[m-users.] spawn in Rosettacode

[Mark Brown]

Hi,

On Sat, Aug 30, 2014 at 4:36 PM, Robert Smart
<robert.kenneth.smart at gmail.com> wrote:
> I don't see print_cc/1.
>
> I assumed that print_cc("Rosetta\n") was a sort of partial application and
> that spawn would complete that with the !IO parameters.

Yes, that's correct. The relationship between the I/O arguments to
thread.spawn and the I/O arguments to io.print_cc is documented above
thread.spawn:

    % spawn(Closure, IO0, IO) is true iff `IO0' denotes a list of I/O
    % transactions that is an interleaving of those performed by `Closure'
    % and those contained in `IO' - the list of transactions performed by
    % the continuation of spawn/3.
    %
:- pred spawn(pred(io, io)::in(pred(di, uo) is cc_multi),
    io::di, io::uo) is cc_multi.

I/O values can be interpreted as continuations - lists of all the
primitive I/O operations that will be performed.
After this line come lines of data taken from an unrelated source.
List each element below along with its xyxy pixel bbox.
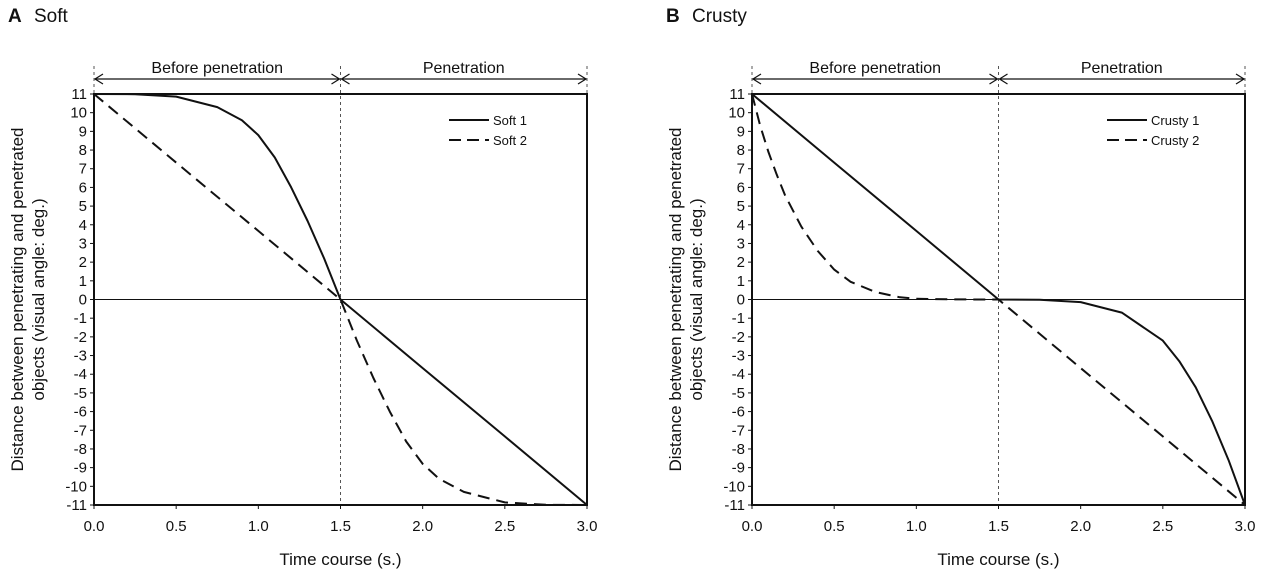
series-line-soft-2	[93, 93, 588, 506]
legend-label: Crusty 2	[1151, 133, 1199, 148]
x-tick-label: 2.0	[1070, 518, 1091, 535]
arrow-head-right	[577, 73, 588, 85]
y-tick-label: -7	[74, 422, 87, 439]
y-tick-label: 0	[737, 292, 745, 309]
phase-label: Penetration	[423, 60, 505, 77]
series-line-crusty-2	[751, 93, 1246, 506]
y-tick-label: -4	[74, 366, 87, 383]
y-tick-label: 3	[79, 235, 87, 252]
x-axis-title: Time course (s.)	[937, 550, 1059, 569]
x-tick-label: 2.5	[494, 518, 515, 535]
y-tick-label: -6	[732, 404, 745, 421]
y-tick-label: -8	[74, 441, 87, 458]
y-tick-label: 4	[79, 217, 87, 234]
x-tick-label: 1.5	[330, 518, 351, 535]
y-tick-label: 7	[737, 161, 745, 178]
legend-label: Soft 2	[493, 133, 527, 148]
y-tick-label: 5	[79, 198, 87, 215]
y-tick-label: -11	[66, 497, 87, 514]
phase-label: Before penetration	[809, 60, 941, 77]
x-tick-label: 0.5	[824, 518, 845, 535]
panel-letter: A	[8, 6, 22, 27]
y-axis-title-line: objects (visual angle: deg.)	[687, 198, 706, 400]
plot-frame	[751, 93, 1246, 506]
x-tick-label: 0.5	[166, 518, 187, 535]
arrow-head-left	[340, 73, 350, 85]
arrow-head-right	[331, 73, 341, 85]
x-tick-label: 1.0	[248, 518, 269, 535]
y-tick-label: 8	[79, 142, 87, 159]
y-tick-label: -3	[74, 348, 87, 365]
x-tick-label: 1.5	[988, 518, 1009, 535]
y-tick-label: 7	[79, 161, 87, 178]
phase-label: Penetration	[1081, 60, 1163, 77]
panel-letter: B	[666, 6, 680, 27]
x-tick-label: 1.0	[906, 518, 927, 535]
y-axis-title-line: Distance between penetrating and penetra…	[8, 127, 27, 471]
y-tick-label: 3	[737, 235, 745, 252]
arrow-head-right	[989, 73, 999, 85]
y-axis-title-line: objects (visual angle: deg.)	[29, 198, 48, 400]
y-tick-label: 1	[79, 273, 87, 290]
y-tick-label: -3	[732, 348, 745, 365]
y-tick-label: -1	[74, 310, 87, 327]
y-tick-label: 8	[737, 142, 745, 159]
x-tick-label: 2.0	[412, 518, 433, 535]
y-tick-label: 5	[737, 198, 745, 215]
y-tick-label: -4	[732, 366, 745, 383]
y-tick-label: -6	[74, 404, 87, 421]
y-tick-label: -1	[732, 310, 745, 327]
panel-title: Crusty	[692, 6, 747, 27]
y-tick-label: -9	[732, 460, 745, 477]
y-tick-label: 2	[737, 254, 745, 271]
y-tick-label: -8	[732, 441, 745, 458]
y-tick-label: -2	[74, 329, 87, 346]
y-axis-title-line: Distance between penetrating and penetra…	[666, 127, 685, 471]
y-tick-label: -7	[732, 422, 745, 439]
plot-frame	[93, 93, 588, 506]
y-tick-label: 11	[71, 86, 87, 103]
series-line-soft-1	[93, 93, 588, 506]
x-tick-label: 0.0	[84, 518, 105, 535]
y-tick-label: 1	[737, 273, 745, 290]
y-axis-title: Distance between penetrating and penetra…	[666, 127, 706, 471]
y-tick-label: 4	[737, 217, 745, 234]
y-axis-title: Distance between penetrating and penetra…	[8, 127, 48, 471]
legend-label: Soft 1	[493, 113, 527, 128]
y-tick-label: 10	[70, 105, 87, 122]
x-axis-title: Time course (s.)	[279, 550, 401, 569]
y-tick-label: -2	[732, 329, 745, 346]
y-tick-label: -5	[732, 385, 745, 402]
series-line-crusty-1	[751, 93, 1246, 506]
y-tick-label: 6	[79, 179, 87, 196]
panel-title: Soft	[34, 6, 69, 27]
y-tick-label: -10	[723, 478, 745, 495]
y-tick-label: 10	[728, 105, 745, 122]
y-tick-label: 0	[79, 292, 87, 309]
arrow-head-left	[751, 73, 762, 85]
y-tick-label: 9	[79, 123, 87, 140]
y-tick-label: 11	[729, 86, 745, 103]
legend-label: Crusty 1	[1151, 113, 1199, 128]
y-tick-label: -5	[74, 385, 87, 402]
phase-label: Before penetration	[151, 60, 283, 77]
y-tick-label: -10	[65, 478, 87, 495]
y-tick-label: 6	[737, 179, 745, 196]
x-tick-label: 3.0	[577, 518, 598, 535]
arrow-head-right	[1235, 73, 1246, 85]
y-tick-label: 9	[737, 123, 745, 140]
arrow-head-left	[93, 73, 104, 85]
x-tick-label: 0.0	[742, 518, 763, 535]
y-tick-label: 2	[79, 254, 87, 271]
x-tick-label: 2.5	[1152, 518, 1173, 535]
y-tick-label: -9	[74, 460, 87, 477]
arrow-head-left	[998, 73, 1008, 85]
y-tick-label: -11	[724, 497, 745, 514]
x-tick-label: 3.0	[1235, 518, 1256, 535]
Consider the
following slightly simplified example, for which I've expanded out the
state variables for clarity:

    p(IO0, IO) :-
        spawn(a, IO0, IO1),
        spawn(b, IO1, IO2),
        spawn(c, IO2, IO).

Let the continuation after calling be be just a call to q, and assume
a, b, c and q are primitive operations. So we have:

    IO = [q]

Then, from the meaning of spawn, IO2 is an interleaving of [c] and
[q], for which there are two possibilities:

    IO2 is in {[c, q], [q, c]}

Likewise, IO1 is an interleaving of [b] and IO2, so there are 3! possibilities:

    IO1 is in {[b, c, q], [c, b, q], [c, q, b], [b, q, c], [q, b, c], [q, c, b]}

It should be clear that IO0 is one of the 4! possible orderings of a,
b, c and q.

Also note that the order of calls to spawn would make no difference in
this semantics.

Cheers,
Mark.